2023: Most available figures are definite. Figures are provisional for: - perinatal mortality at pregnancy duration at least 24 weeks; - diagnoses known to the general practitioner; - hospital admissions by some diagnoses; - average period of hospitalisation; - supplied drugs; - AWBZ/Wlz-funded long term care; - physicians and nurses employed in care; - persons employed in health and welfare; - average distance to facilities; - profitability and operating results at institutions. Figures are revised provisional for: - expenditures on health and welfare.
2022: Most available figures are definite. Figures are revised provisional for: - expenditures on health and welfare.
2021: Most available figures are definite, Figures are revised provisional for: - expenditures on health and welfare.f
2020 and earlier: All available figures are definite.
Changes as of 4 July 2025: More recent figures have been added for: - causes of death; - life expectancy; - life expectancy in perceived good health; - self-perceived health; - hospital admissions by some diagnoses; - sickness absence; - average period of hospitalisation; - contacts with health professionals; - youth care; - smoking, heavy drinkers, physical activity; - overweight; - high blood pressure; - physicians and nurses employed in care; - persons employed in health and welfare; - persons employed in healthcare; - Mbo health care graduates; - Hbo nursing graduates / medicine graduates (university); - expenditures on health and welfare; - profitability and operating results at institutions.

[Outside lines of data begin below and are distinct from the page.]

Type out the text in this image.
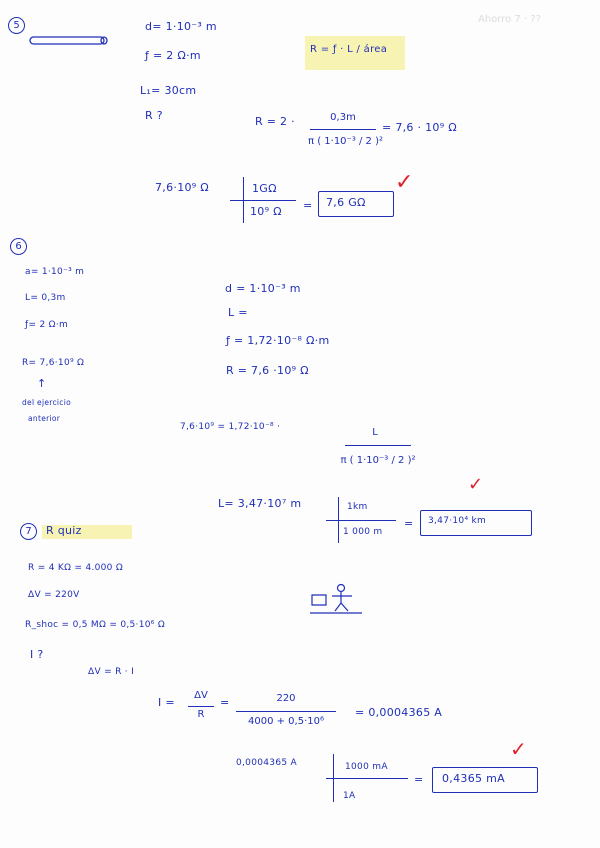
Ahorro 7 · ??
5	d= 1·10⁻³ m
ƒ = 2 Ω·m
L₁= 30cm
R ?
R = ƒ · L / área
R = 2 ·	0,3m
π ( 1·10⁻³ / 2 )²
= 7,6 · 10⁹ Ω
7,6·10⁹ Ω	1GΩ
10⁹ Ω = 7,6 GΩ
✓
6
a= 1·10⁻³ m
L= 0,3m
ƒ= 2 Ω·m
R= 7,6·10⁹ Ω
↑
del ejercicio
anterior
d = 1·10⁻³ m
L =
ƒ = 1,72·10⁻⁸ Ω·m
R = 7,6 ·10⁹ Ω
7,6·10⁹ = 1,72·10⁻⁸ ·	L
π ( 1·10⁻³ / 2 )²
L= 3,47·10⁷ m	1km
1 000 m
= 3,47·10⁴ km
✓
7	R quiz
R = 4 KΩ = 4.000 Ω
ΔV = 220V
R_shoc = 0,5 MΩ = 0,5·10⁶ Ω
I ?
ΔV = R · I
I =
ΔV
R
=	220
4000 + 0,5·10⁶
= 0,0004365 A
0,0004365 A	1000 mA
1A
= 0,4365 mA
✓
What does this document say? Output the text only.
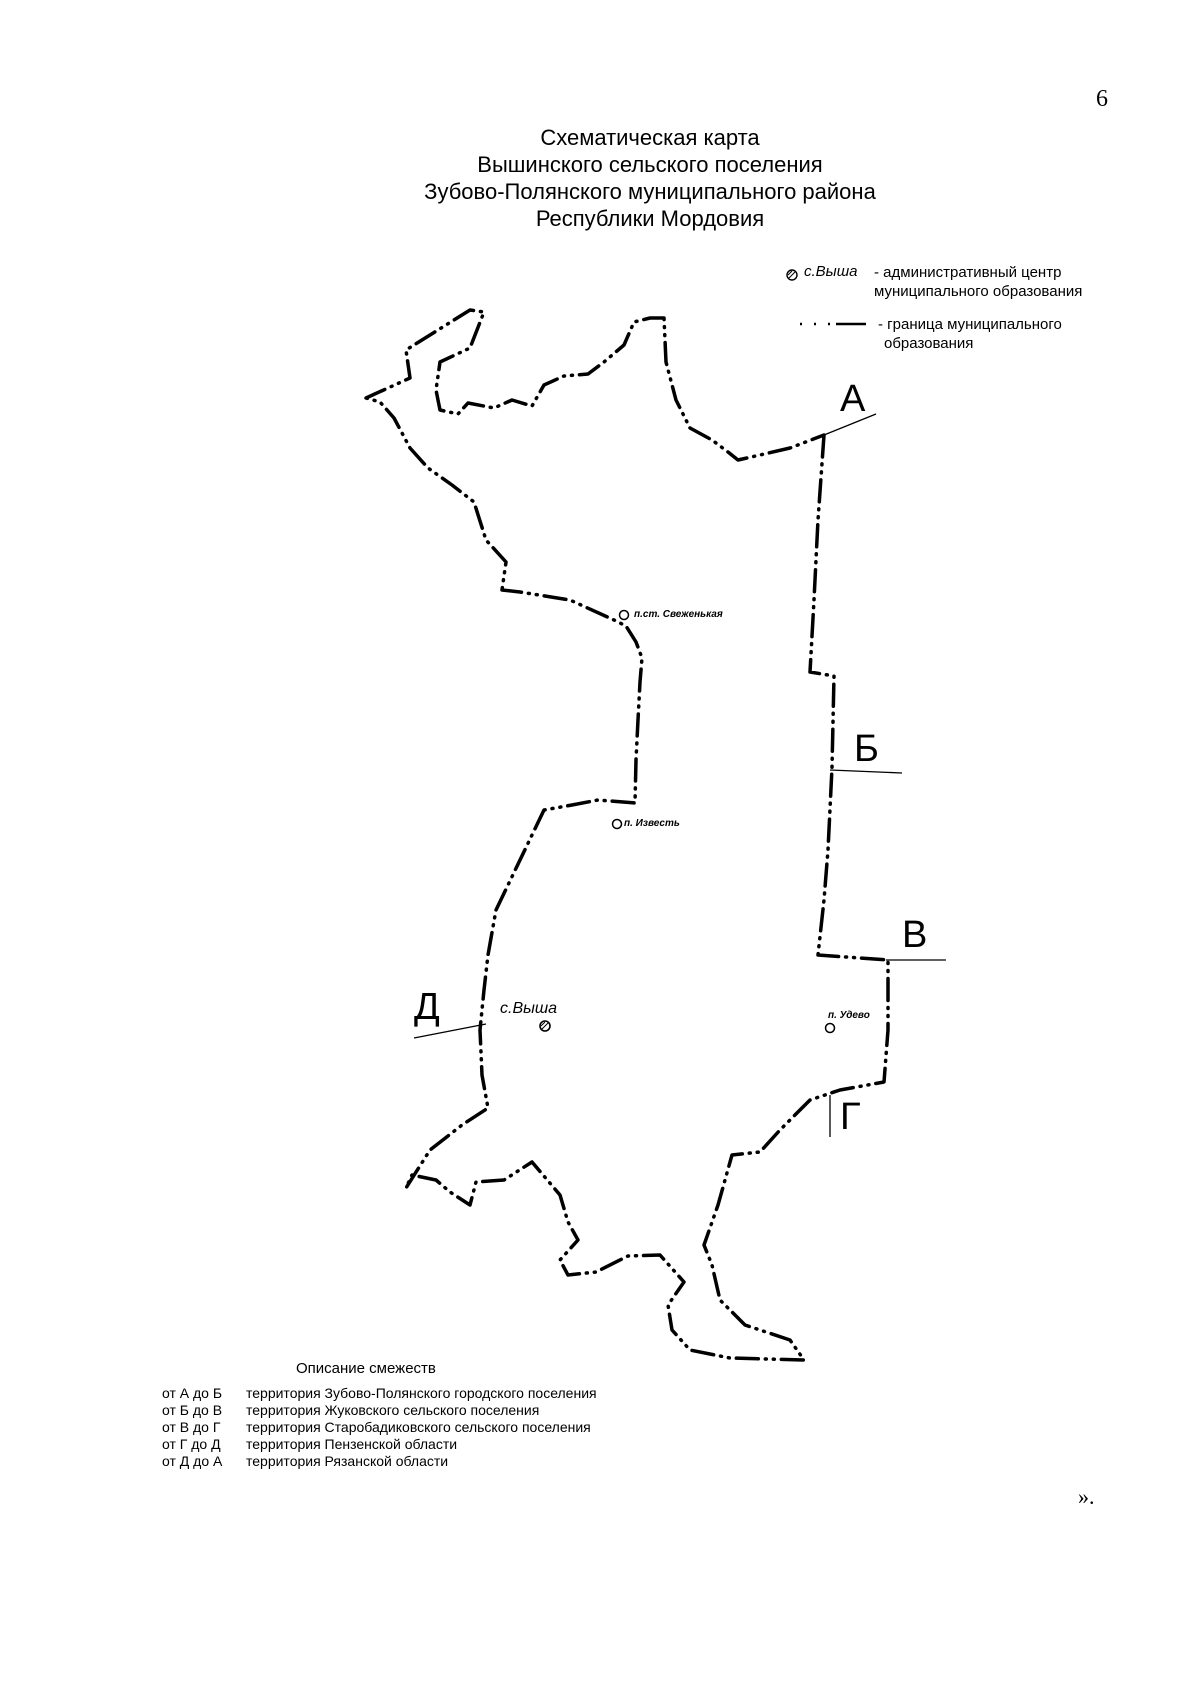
6
Схематическая карта
Вышинского сельского поселения
Зубово-Полянского муниципального района
Республики Мордовия
с.Выша - административный центр
муниципального образования
- граница муниципального
образования
п.ст. Свеженькая
п. Известь
с.Выша	п. Удево
А
Б
В
Г
Д
Описание смежеств
от А до Б	территория Зубово-Полянского городского поселения
от Б до В	территория Жуковского сельского поселения
от В до Г	территория Старобадиковского сельского поселения
от Г до Д	территория Пензенской области
от Д до А	территория Рязанской области
».
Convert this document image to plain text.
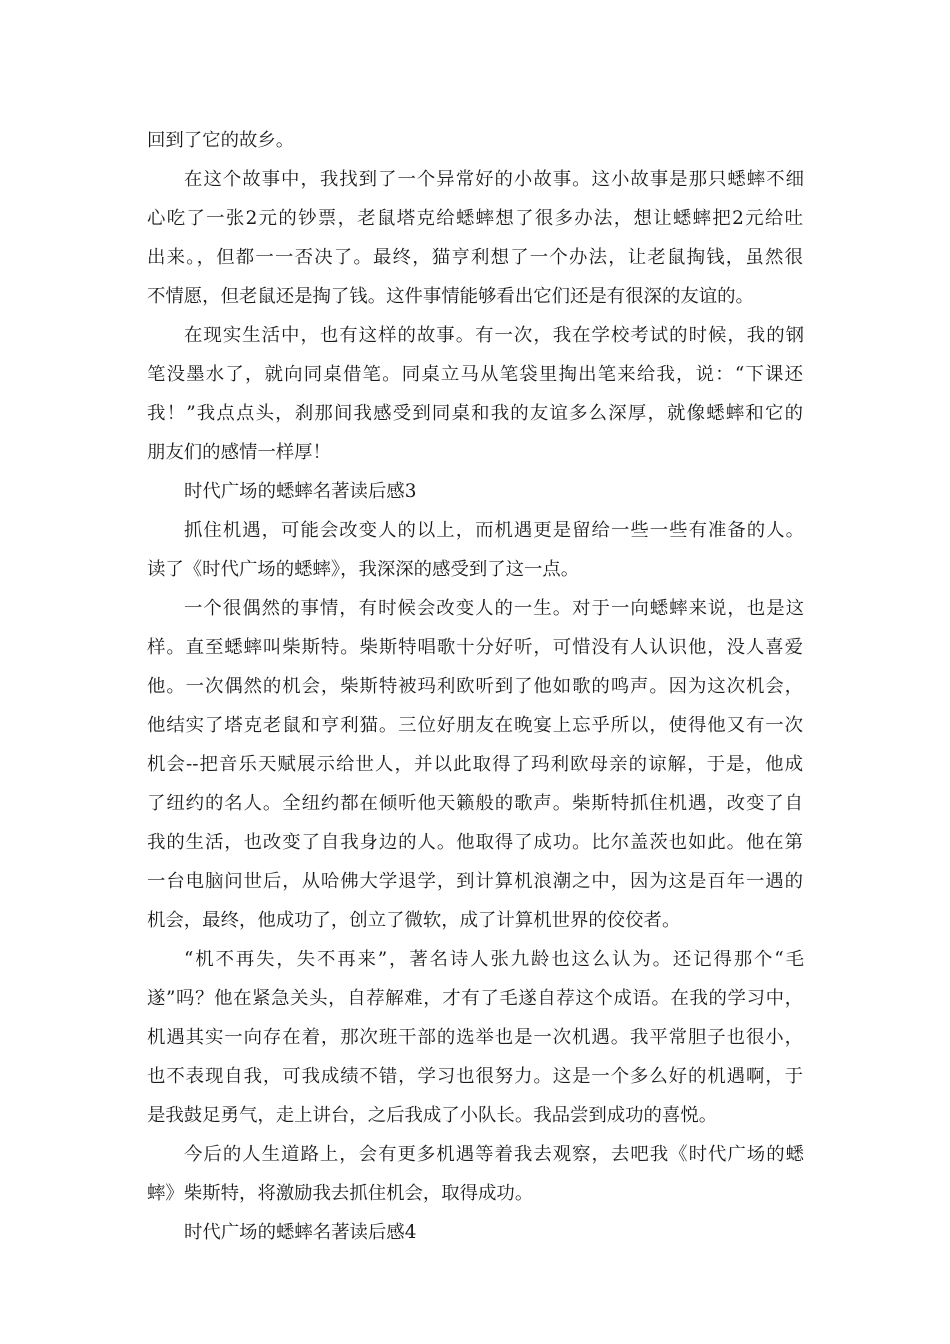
回到了它的故乡。
在这个故事中，我找到了一个异常好的小故事。这小故事是那只蟋蟀不细
心吃了一张2元的钞票，老鼠塔克给蟋蟀想了很多办法，想让蟋蟀把2元给吐
出来。，但都一一否决了。最终，猫亨利想了一个办法，让老鼠掏钱，虽然很
不情愿，但老鼠还是掏了钱。这件事情能够看出它们还是有很深的友谊的。
在现实生活中，也有这样的故事。有一次，我在学校考试的时候，我的钢
笔没墨水了，就向同桌借笔。同桌立马从笔袋里掏出笔来给我，说：“下课还
我！”我点点头，刹那间我感受到同桌和我的友谊多么深厚，就像蟋蟀和它的
朋友们的感情一样厚！
时代广场的蟋蟀名著读后感3
抓住机遇，可能会改变人的以上，而机遇更是留给一些一些有准备的人。
读了《时代广场的蟋蟀》，我深深的感受到了这一点。
一个很偶然的事情，有时候会改变人的一生。对于一向蟋蟀来说，也是这
样。直至蟋蟀叫柴斯特。柴斯特唱歌十分好听，可惜没有人认识他，没人喜爱
他。一次偶然的机会，柴斯特被玛利欧听到了他如歌的鸣声。因为这次机会，
他结实了塔克老鼠和亨利猫。三位好朋友在晚宴上忘乎所以，使得他又有一次
机会--把音乐天赋展示给世人，并以此取得了玛利欧母亲的谅解，于是，他成
了纽约的名人。全纽约都在倾听他天籁般的歌声。柴斯特抓住机遇，改变了自
我的生活，也改变了自我身边的人。他取得了成功。比尔盖茨也如此。他在第
一台电脑问世后，从哈佛大学退学，到计算机浪潮之中，因为这是百年一遇的
机会，最终，他成功了，创立了微软，成了计算机世界的佼佼者。
“机不再失，失不再来”，著名诗人张九龄也这么认为。还记得那个“毛
遂”吗？他在紧急关头，自荐解难，才有了毛遂自荐这个成语。在我的学习中，
机遇其实一向存在着，那次班干部的选举也是一次机遇。我平常胆子也很小，
也不表现自我，可我成绩不错，学习也很努力。这是一个多么好的机遇啊，于
是我鼓足勇气，走上讲台，之后我成了小队长。我品尝到成功的喜悦。
今后的人生道路上，会有更多机遇等着我去观察，去吧我《时代广场的蟋
蟀》柴斯特，将激励我去抓住机会，取得成功。
时代广场的蟋蟀名著读后感4
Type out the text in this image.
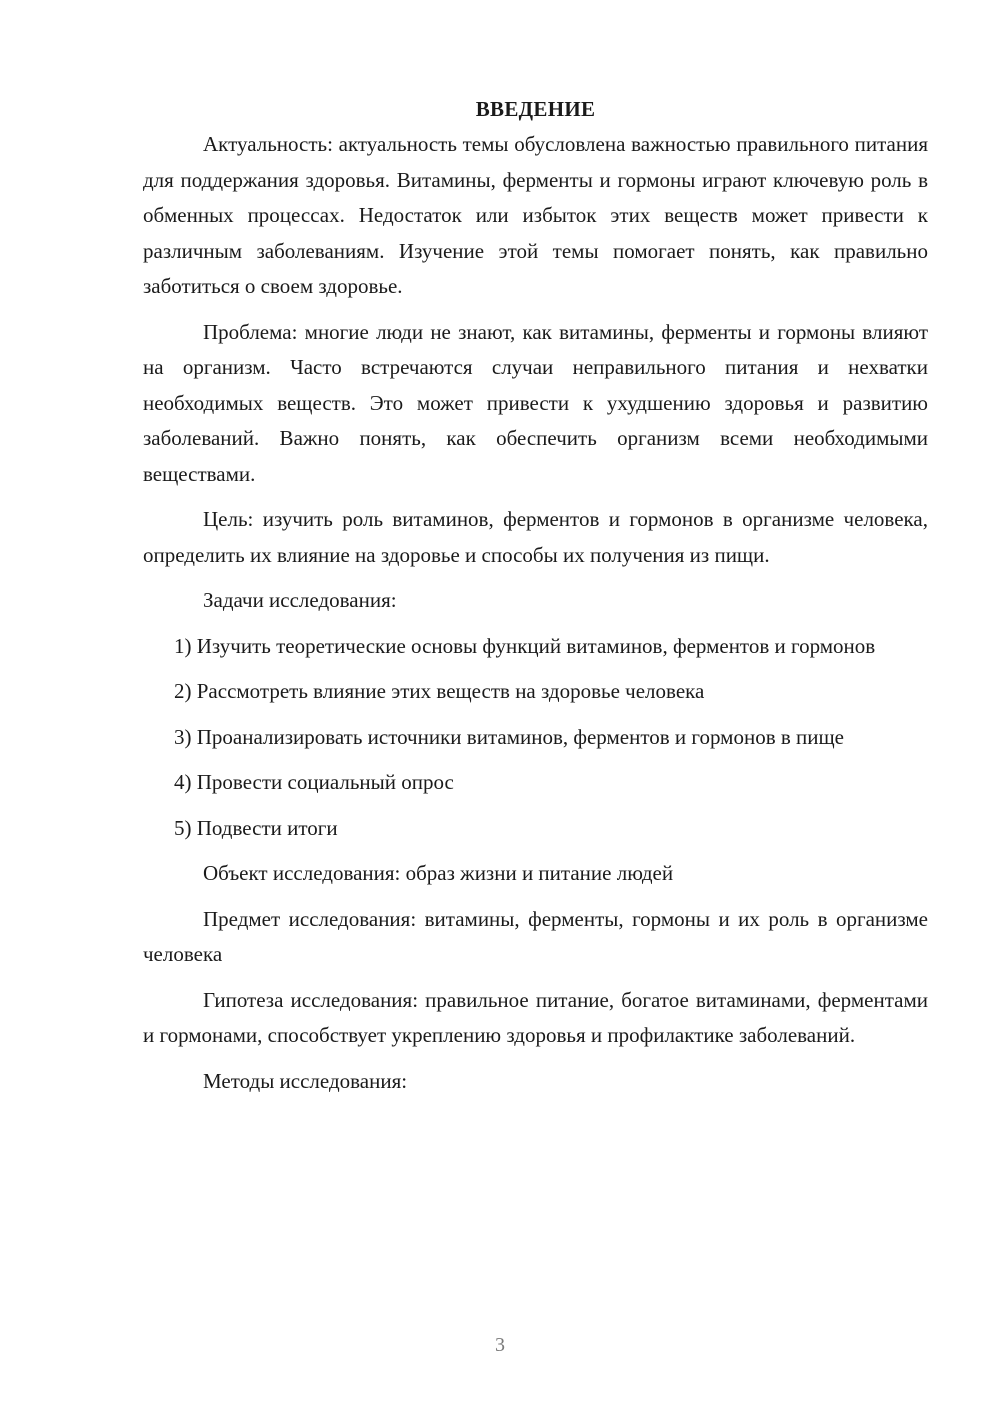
ВВЕДЕНИЕ

Актуальность: актуальность темы обусловлена важностью правильного питания для поддержания здоровья. Витамины, ферменты и гормоны играют ключевую роль в обменных процессах. Недостаток или избыток этих веществ может привести к различным заболеваниям. Изучение этой темы помогает понять, как правильно заботиться о своем здоровье.

Проблема: многие люди не знают, как витамины, ферменты и гормоны влияют на организм. Часто встречаются случаи неправильного питания и нехватки необходимых веществ. Это может привести к ухудшению здоровья и развитию заболеваний. Важно понять, как обеспечить организм всеми необходимыми веществами.

Цель: изучить роль витаминов, ферментов и гормонов в организме человека, определить их влияние на здоровье и способы их получения из пищи.

Задачи исследования:

1) Изучить теоретические основы функций витаминов, ферментов и гормонов

2) Рассмотреть влияние этих веществ на здоровье человека

3) Проанализировать источники витаминов, ферментов и гормонов в пище

4) Провести социальный опрос

5) Подвести итоги

Объект исследования: образ жизни и питание людей

Предмет исследования: витамины, ферменты, гормоны и их роль в организме человека

Гипотеза исследования: правильное питание, богатое витаминами, ферментами и гормонами, способствует укреплению здоровья и профилактике заболеваний.

Методы исследования:

3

Changes as of 18 december 2024: - Distance to facilities: the figures withdrawn on 5 June have been replaced (unchanged). - Youth care: the previously published final results for 2021 and 2022 have been adjusted due to improvements in the processing. - Due to a revision of the statistics Expenditure on health and welfare 2021, figures for expenditure on health and welfare care have been replaced from 2021 onwards. - Due to the revision of the National Accounts, the figures on persons employed in health and welfare have been replaced for all years. - AWBZ/Wlz-funded long term care: from 2015, the series Wlz residential care including total package at home has been replaced by total Wlz care. This series fits better with the chosen demarcation of indications for Wlz care.
When will new figures be published? New figures will be published in December 2025.